The mean age of patients was 24 years (range 13–67). All were male except one. The mean IAT score for our sample was 52.9 (range 20–90). Results are presented in Tables 1 and 2 (the variation in sample size is due to missing data).

Table 1.

Motives for referral and psychiatric diagnosis (N = 56)

Measure Frequency Percentage (%)
Referred by
   Family 31 55.3
   Themselves 12 21.4
   Social care 7 12.6
   Caregiver 6 10.7
Treatment-seeking motives
   MMORPGs 26 46.4
   Multipurpose 10 17.8
   Sexual content 7 12.5
   Chatting 6 10.7
   First-person shooter games 3 5.4
   Other games 3 5.4
   Surfing 1 1.8
Previous psychiatric care
   None 34 60.7
   Private practice 15 26.8
   Institution 7 12.5
Current psychiatric diagnosis
   None 17 30.4
   Social phobia 10 17.8
   Psychosis 6 10.7
   Addiction 6 10.7
   Anxiety disorder 5 8.9
   ADHD 4 7.1
   Mood disorder 3 5.4
   Personality disorder 3 5.4
   Bipolar disorder 1 1.8
   Mental retardation 1 1.8

Note: MMORPGs = massively multiplayer online role-playing games; ADHD = attention deficit hyperactivity disorder.

Table 2.

CGI baseline, evolution, and dropout rate (N = 57)

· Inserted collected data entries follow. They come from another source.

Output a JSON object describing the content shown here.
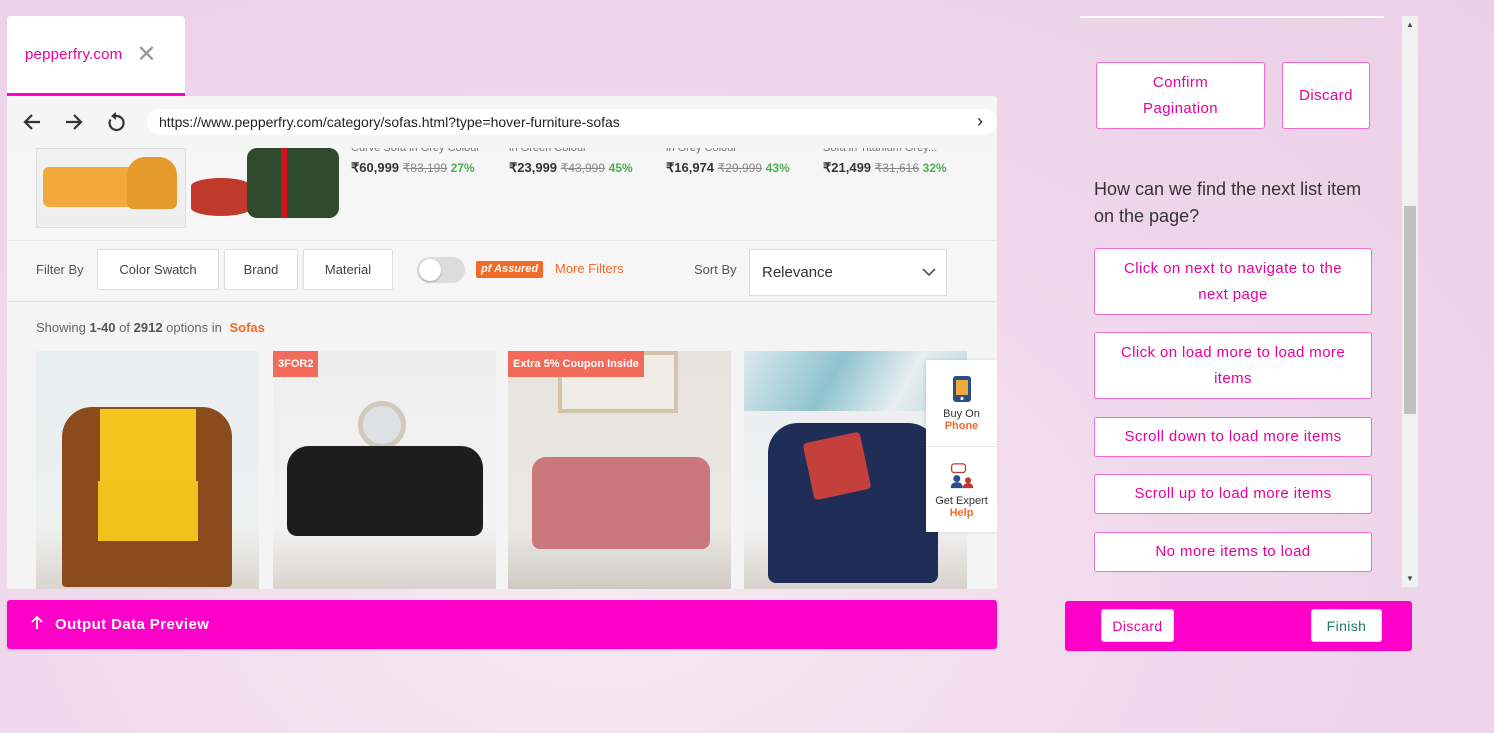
{
  "tab": {
    "label": "pepperfry.com",
    "close_icon": "close-icon"
  },
  "browser": {
    "url": "https://www.pepperfry.com/category/sofas.html?type=hover-furniture-sofas"
  },
  "promo_deals": [
    {
      "caption": "Curve Sofa in Grey Colour",
      "price": "₹60,999",
      "mrp": "₹83,199",
      "off": "27%"
    },
    {
      "caption": "in Green Colour",
      "price": "₹23,999",
      "mrp": "₹43,999",
      "off": "45%"
    },
    {
      "caption": "in Grey Colour",
      "price": "₹16,974",
      "mrp": "₹29,999",
      "off": "43%"
    },
    {
      "caption": "Sofa in Titanium Grey...",
      "price": "₹21,499",
      "mrp": "₹31,616",
      "off": "32%"
    }
  ],
  "filters": {
    "filter_by": "Filter By",
    "chips": [
      "Color Swatch",
      "Brand",
      "Material"
    ],
    "pf_assured": "pf Assured",
    "more_filters": "More Filters",
    "sort_by": "Sort By",
    "sort_value": "Relevance"
  },
  "listing": {
    "showing_prefix": "Showing",
    "range": "1-40",
    "of": "of",
    "total": "2912",
    "options_in": "options in",
    "category": "Sofas",
    "badges": {
      "card2": "3FOR2",
      "card3": "Extra 5% Coupon Inside"
    }
  },
  "side_widget": {
    "buy_line1": "Buy On",
    "buy_line2": "Phone",
    "expert_line1": "Get Expert",
    "expert_line2": "Help"
  },
  "output_bar": {
    "label": "Output Data Preview"
  },
  "right_panel": {
    "confirm_label": "Confirm Pagination",
    "discard_label": "Discard",
    "question": "How can we find the next list item on the page?",
    "options": [
      "Click on next to navigate to the next page",
      "Click on load more to load more items",
      "Scroll down to load more items",
      "Scroll up to load more items",
      "No more items to load"
    ]
  },
  "footer": {
    "discard_label": "Discard",
    "finish_label": "Finish"
  },
  "colors": {
    "accent": "#ff00c8",
    "accent_text": "#e6009e",
    "pf_orange": "#f26a2a",
    "discount_green": "#4caf50"
  }
}
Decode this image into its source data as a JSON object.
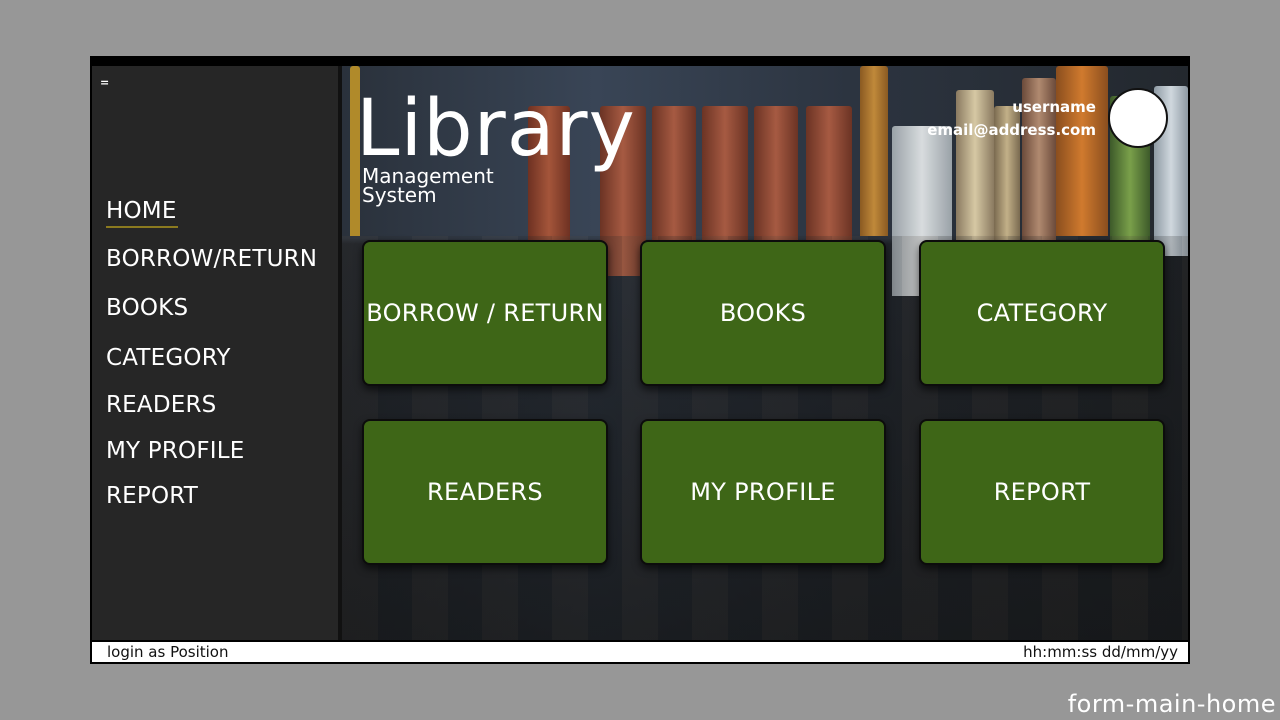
{
  "sidebar": {
    "menu_icon": "=",
    "items": [
      {
        "label": "HOME",
        "active": true
      },
      {
        "label": "BORROW/RETURN",
        "active": false
      },
      {
        "label": "BOOKS",
        "active": false
      },
      {
        "label": "CATEGORY",
        "active": false
      },
      {
        "label": "READERS",
        "active": false
      },
      {
        "label": "MY PROFILE",
        "active": false
      },
      {
        "label": "REPORT",
        "active": false
      }
    ]
  },
  "header": {
    "title": "Library",
    "subtitle_line1": "Management",
    "subtitle_line2": "System",
    "username": "username",
    "email": "email@address.com"
  },
  "tiles": [
    {
      "label": "BORROW / RETURN"
    },
    {
      "label": "BOOKS"
    },
    {
      "label": "CATEGORY"
    },
    {
      "label": "READERS"
    },
    {
      "label": "MY PROFILE"
    },
    {
      "label": "REPORT"
    }
  ],
  "status": {
    "login": "login as Position",
    "datetime": "hh:mm:ss dd/mm/yy"
  },
  "form_name": "form-main-home",
  "colors": {
    "page_bg": "#979797",
    "sidebar_bg": "#262626",
    "tile_bg": "#3e6617",
    "active_underline": "#8b7a1f"
  }
}
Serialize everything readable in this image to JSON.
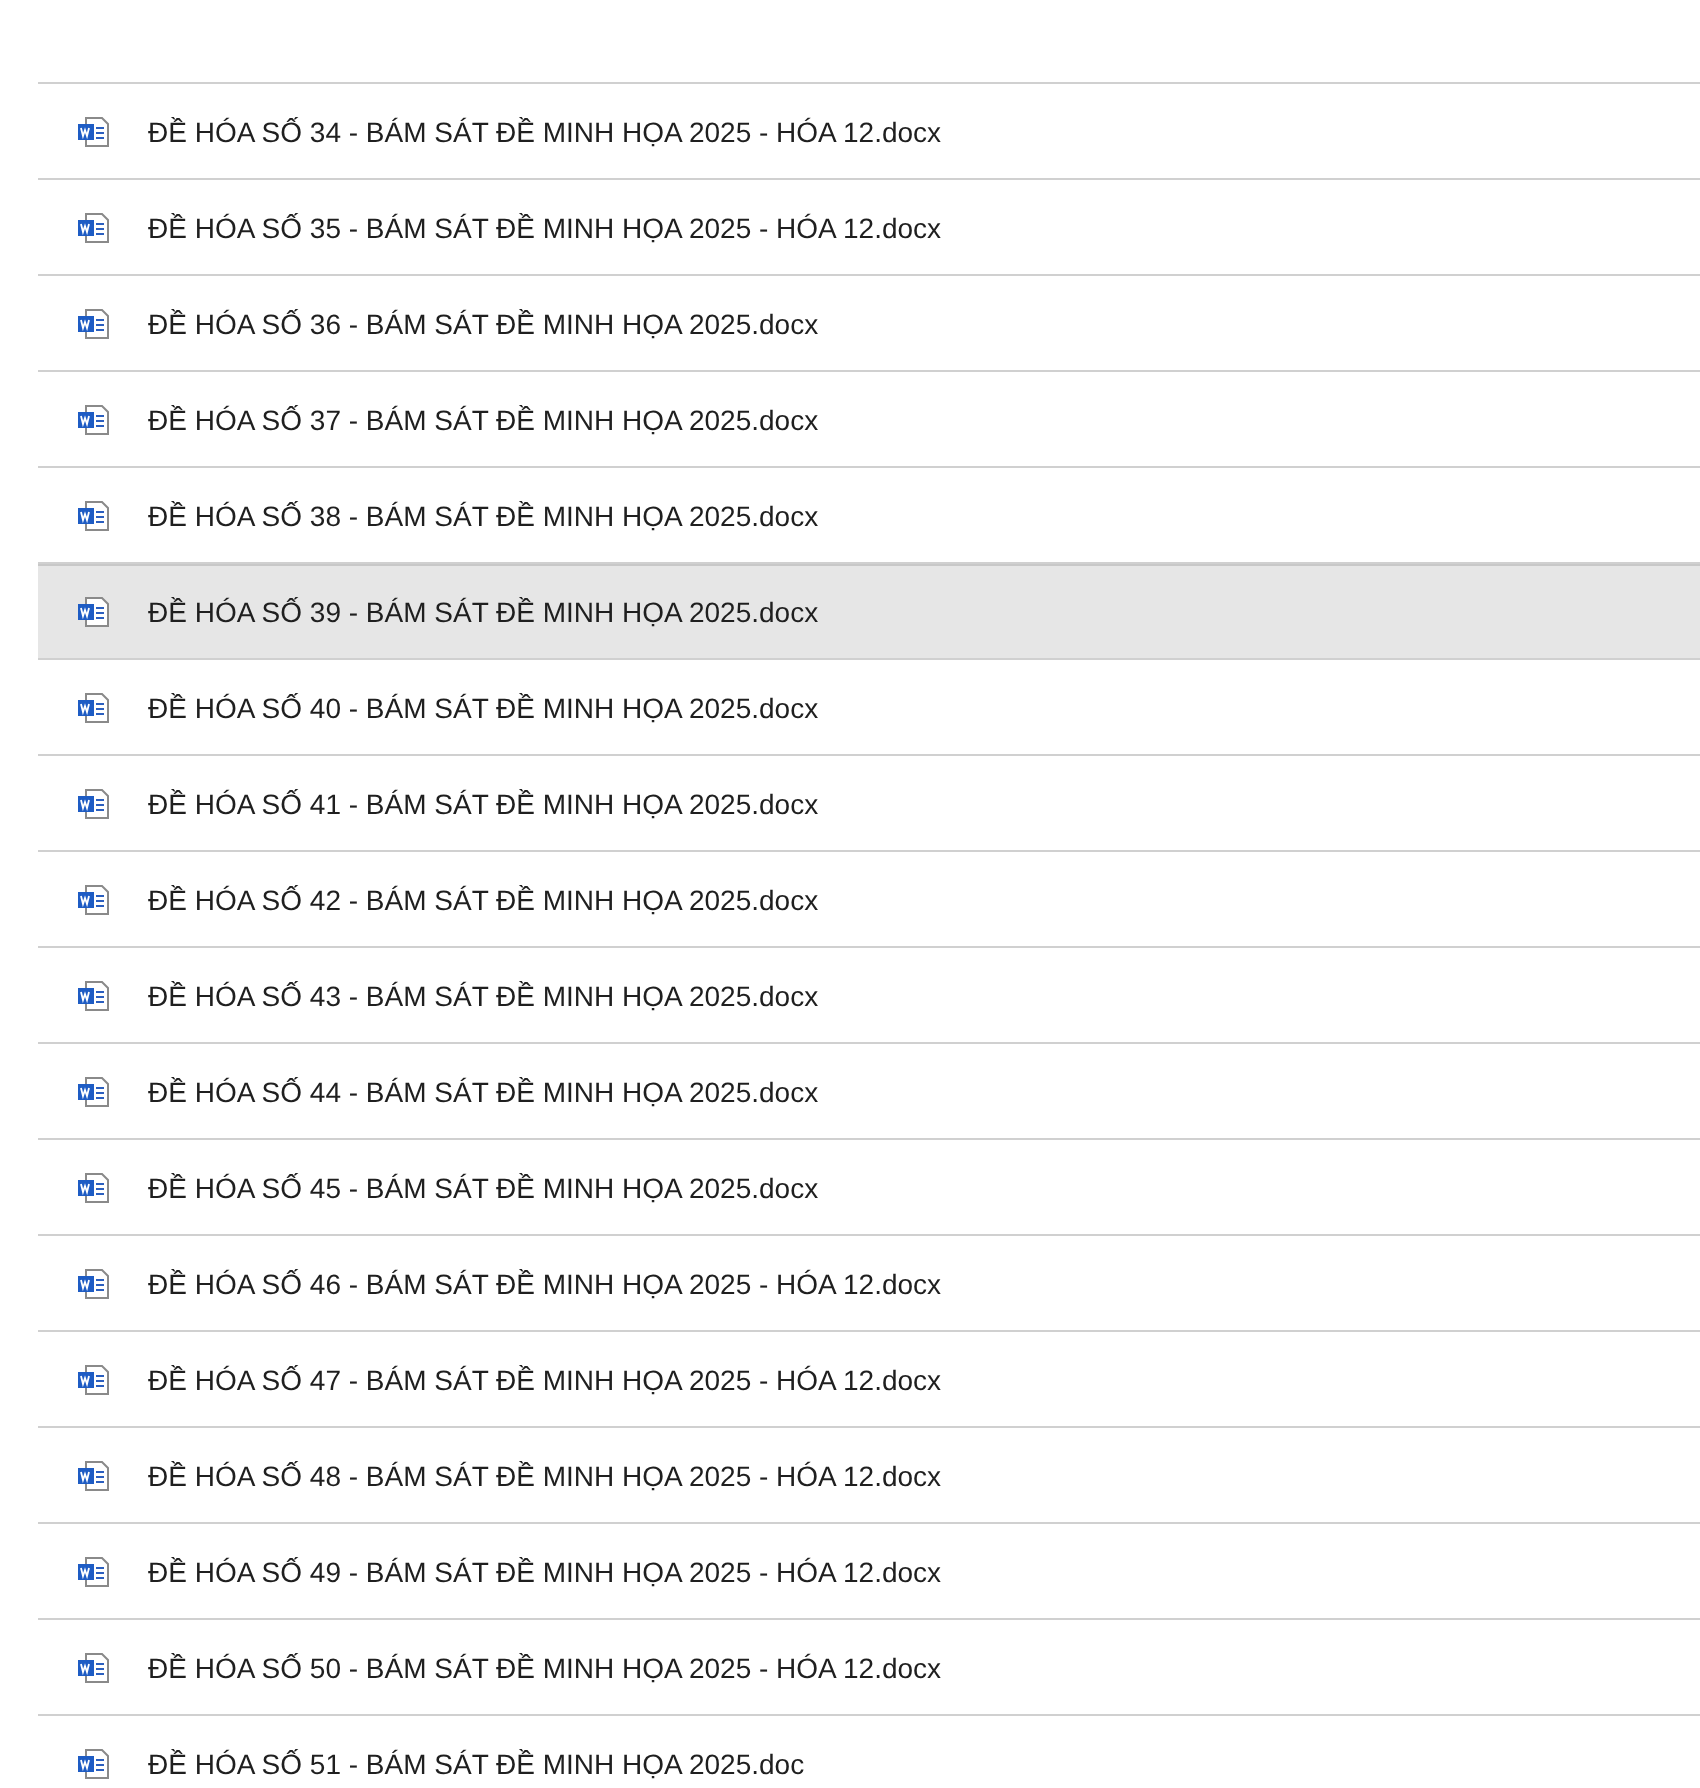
{
  "files": [
    {
      "name": "ĐỀ HÓA SỐ 34 - BÁM SÁT ĐỀ MINH HỌA 2025 - HÓA 12.docx",
      "selected": false
    },
    {
      "name": "ĐỀ HÓA SỐ 35 - BÁM SÁT ĐỀ MINH HỌA 2025 - HÓA 12.docx",
      "selected": false
    },
    {
      "name": "ĐỀ HÓA SỐ 36 - BÁM SÁT ĐỀ MINH HỌA 2025.docx",
      "selected": false
    },
    {
      "name": "ĐỀ HÓA SỐ 37 - BÁM SÁT ĐỀ MINH HỌA 2025.docx",
      "selected": false
    },
    {
      "name": "ĐỀ HÓA SỐ 38 - BÁM SÁT ĐỀ MINH HỌA 2025.docx",
      "selected": false
    },
    {
      "name": "ĐỀ HÓA SỐ 39 - BÁM SÁT ĐỀ MINH HỌA 2025.docx",
      "selected": true
    },
    {
      "name": "ĐỀ HÓA SỐ 40 - BÁM SÁT ĐỀ MINH HỌA 2025.docx",
      "selected": false
    },
    {
      "name": "ĐỀ HÓA SỐ 41 - BÁM SÁT ĐỀ MINH HỌA 2025.docx",
      "selected": false
    },
    {
      "name": "ĐỀ HÓA SỐ 42 - BÁM SÁT ĐỀ MINH HỌA 2025.docx",
      "selected": false
    },
    {
      "name": "ĐỀ HÓA SỐ 43 - BÁM SÁT ĐỀ MINH HỌA 2025.docx",
      "selected": false
    },
    {
      "name": "ĐỀ HÓA SỐ 44 - BÁM SÁT ĐỀ MINH HỌA 2025.docx",
      "selected": false
    },
    {
      "name": "ĐỀ HÓA SỐ 45 - BÁM SÁT ĐỀ MINH HỌA 2025.docx",
      "selected": false
    },
    {
      "name": "ĐỀ HÓA SỐ 46 - BÁM SÁT ĐỀ MINH HỌA 2025 - HÓA 12.docx",
      "selected": false
    },
    {
      "name": "ĐỀ HÓA SỐ 47 - BÁM SÁT ĐỀ MINH HỌA 2025 - HÓA 12.docx",
      "selected": false
    },
    {
      "name": "ĐỀ HÓA SỐ 48 - BÁM SÁT ĐỀ MINH HỌA 2025 - HÓA 12.docx",
      "selected": false
    },
    {
      "name": "ĐỀ HÓA SỐ 49 - BÁM SÁT ĐỀ MINH HỌA 2025 - HÓA 12.docx",
      "selected": false
    },
    {
      "name": "ĐỀ HÓA SỐ 50 - BÁM SÁT ĐỀ MINH HỌA 2025 - HÓA 12.docx",
      "selected": false
    },
    {
      "name": "ĐỀ HÓA SỐ 51 - BÁM SÁT ĐỀ MINH HỌA 2025.doc",
      "selected": false
    }
  ]
}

Measure Frequency Percentage (%)
CGI baseline
   Normal, not at all ill 5 8.7
   Borderline mentally ill 5 8.7
   Mildly ill 9 15.7
   Moderately ill 14 24.5
   Markedly ill 17 29.8
   Severely ill 7 13
   Among the most extremely ill 0 0
CGI evolution
   Very much improved 7 12.3
   Much improved 15 26.3
   Minimally improved 15 26.3
   No change 8 14
   Minimally worse 0 0
   Much worse 0 0
   Very much worse 0 0
Dropout rate 14 24.6

Note: CGI = Clinical Global Impression Scale.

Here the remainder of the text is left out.